Memory consumption issue:
When there are many connections which does not exchange data frequently,
the old Netty 4 API spent a lot more memory than 3 because it always
allocates per-handler buffer for each connection unless otherwise
explicitly stated by a user. In a usual real world load, a client
doesn't always send requests without pausing, so the idea of having a
buffer whose life cycle if bound to the life cycle of a connection
didn't work as expected.
Memory footprint issue:
The old Netty 4 API decreased overall memory footprint by a great deal
in many cases. It was mainly because the old Netty 4 API did not
allocate a new buffer and event object for each read. Instead, it
created a new buffer for each handler in a pipeline. This works pretty
well as long as the number of handlers in a pipeline is only a few.

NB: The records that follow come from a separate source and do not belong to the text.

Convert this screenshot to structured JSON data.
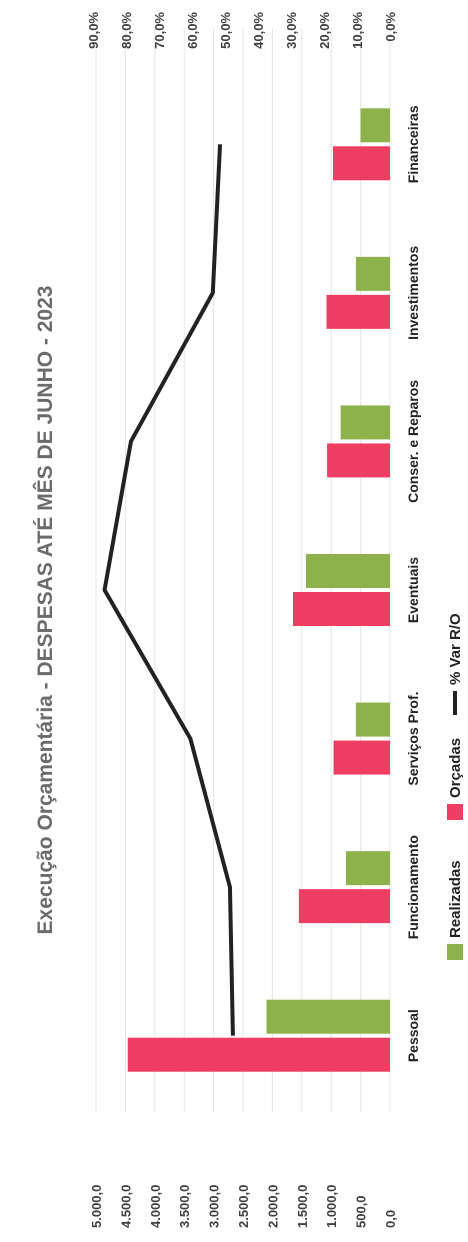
{
  "chart_data": {
    "type": "bar",
    "title": "Execução Orçamentária - DESPESAS ATÉ MÊS DE JUNHO - 2023",
    "categories": [
      "Pessoal",
      "Funcionamento",
      "Serviços Prof.",
      "Eventuais",
      "Conser. e Reparos",
      "Investimentos",
      "Financeiras"
    ],
    "series": [
      {
        "name": "Realizadas",
        "kind": "bar",
        "axis": "left",
        "color": "#8db24c",
        "values": [
          2100,
          750,
          580,
          1430,
          840,
          580,
          500
        ]
      },
      {
        "name": "Orçadas",
        "kind": "bar",
        "axis": "left",
        "color": "#ee3e63",
        "values": [
          4460,
          1550,
          960,
          1650,
          1070,
          1080,
          970
        ]
      },
      {
        "name": "% Var R/O",
        "kind": "line",
        "axis": "right",
        "color": "#222222",
        "values": [
          47.6,
          48.5,
          60.5,
          86.5,
          78.5,
          53.7,
          51.5
        ]
      }
    ],
    "left_axis": {
      "min": 0,
      "max": 5000,
      "step": 500,
      "tick_labels": [
        "0,0",
        "500,0",
        "1.000,0",
        "1.500,0",
        "2.000,0",
        "2.500,0",
        "3.000,0",
        "3.500,0",
        "4.000,0",
        "4.500,0",
        "5.000,0"
      ]
    },
    "right_axis": {
      "min": 0,
      "max": 90,
      "step": 10,
      "tick_labels": [
        "0,0%",
        "10,0%",
        "20,0%",
        "30,0%",
        "40,0%",
        "50,0%",
        "60,0%",
        "70,0%",
        "80,0%",
        "90,0%"
      ]
    },
    "grid": true,
    "legend": "bottom",
    "orientation": "rotated"
  }
}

However, for a highly modular application with many handlers which
handles connections which lasts for relatively short period, it actually
makes the memory footprint issue much worse.
Changes:
All in all, this is about retaining all the good changes we made in 4 so
far such as better thread model and going back to the way how we dealt
with message events in 3.
To fix the memory consumption/footprint issue mentioned above, we made a
hard decision to break the backward compatibility again with the
following changes:
- Remove MessageBuf
- Merge Buf into ByteBuf
- Merge ChannelInboundByte/MessageHandler and ChannelStateHandler into ChannelInboundHandler
- Similar changes were made to the adapter classes
- Merge ChannelOutboundByte/MessageHandler and ChannelOperationHandler into ChannelOutboundHandler
- Similar changes were made to the adapter classes
- Introduce MessageList which is similar to `MessageEvent` in Netty 3
- Replace inboundBufferUpdated(ctx) with messageReceived(ctx, MessageList)
- Replace flush(ctx, promise) with write(ctx, MessageList, promise)
- Remove ByteToByteEncoder/Decoder/Codec
- Replaced by MessageToByteEncoder<ByteBuf>, ByteToMessageDecoder<ByteBuf>, and ByteMessageCodec<ByteBuf>
- Merge EmbeddedByteChannel and EmbeddedMessageChannel into EmbeddedChannel
- Add SimpleChannelInboundHandler which is sometimes more useful than
ChannelInboundHandlerAdapter
- Bring back Channel.isWritable() from Netty 3
- Add ChannelInboundHandler.channelWritabilityChanges() event
- Add RecvByteBufAllocator configuration property
- Similar to ReceiveBufferSizePredictor in Netty 3
- Some existing configuration properties such as
DatagramChannelConfig.receivePacketSize is gone now.
- Remove suspend/resumeIntermediaryDeallocation() in ByteBuf
This change would have been impossible without @normanmaurer's help. He
fixed, ported, and improved many parts of the changes.